Letters - 06 February 2015

From Cathars to fuel poverty

Cathars and Quakers

A very good article ‘Cathars and Quakers’ by Kris Misselbrook (23 January) suggested a spiritual link between the Cathars and the Couflaĩres (with correct spelling) of the Congénies area in the eighteenth century and that the group pre-dated the Quakers in France. There is a further link between the Couflaĩres and Quakers in the intended insult of the names. The patois word meant ‘swollen’, the English insult ‘trembling’. The 1993 Backhouse Lecture by Ursula Jane O’Shea gives a good explanation: ‘Quaking was sometimes taken as a sign of the power of the inward experience with which a Friend wrestled.’

Richard Thompson

It was most interesting to read Kris Misselbrook’s article about the similarity between Cathars and Quakers – a comparison that has come up in scholarship before.
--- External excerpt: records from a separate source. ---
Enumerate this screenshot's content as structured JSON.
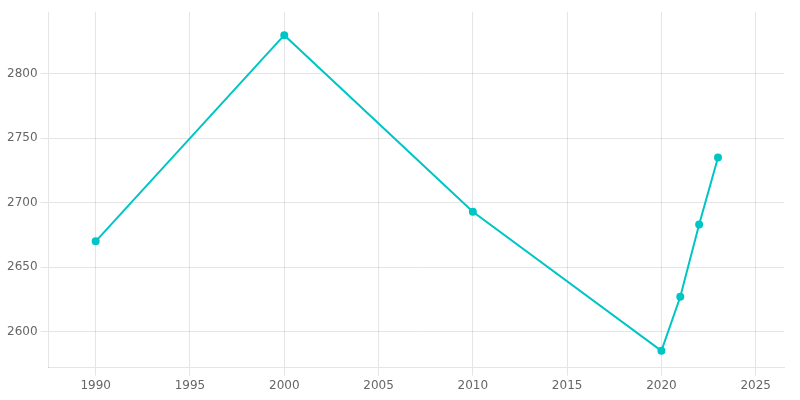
{
  "chart_data": {
    "type": "line",
    "x": [
      1990,
      2000,
      2010,
      2020,
      2021,
      2022,
      2023
    ],
    "values": [
      2670,
      2830,
      2693,
      2585,
      2627,
      2683,
      2735
    ],
    "color": "#00C5C5",
    "marker": "circle",
    "xlim": [
      1987.5,
      2026.5
    ],
    "ylim": [
      2572,
      2848
    ],
    "xticks": [
      1990,
      1995,
      2000,
      2005,
      2010,
      2015,
      2020,
      2025
    ],
    "yticks": [
      2600,
      2650,
      2700,
      2750,
      2800
    ],
    "grid": true
  }
}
I’m sure the connections are real, and Kris’s reference to the conflaires or inspirés is new to me, and most interesting.

My own difficulty with Cathar scholarship and popular writing is that it takes Cathar dualism and – like newspapers thriving on bad news – makes the assumption that the preoccupation was with the world being bad. Many years of study, and visits to the Languedoc region, have convinced me that the Cathar preoccupation was actually with the light, not the dark, and was personally transformational – that is to say, in going through the ritual of the consolamentum you became, by sheer choice and conviction, totally light. In your consciousness you left the dark behind; you became Christlike, a true heir of Christ.

I am inclined to believe that this was an under-standing carried down from Apostolic times. All the keys to the tradition are there in the gospel of John, which was the book Cathars carried with them always. Maybe this focus on the light gives an even greater link with Quaker belief. It certainly links the Cathars strongly with my own preferred tradition, not far removed from Quakerism, known as the White Eagle Lodge.

I have a book in progress and would be delighted to hear of anything readers may share. My article ‘Cathar Joy’, in the book The Cathar View, may interest readers.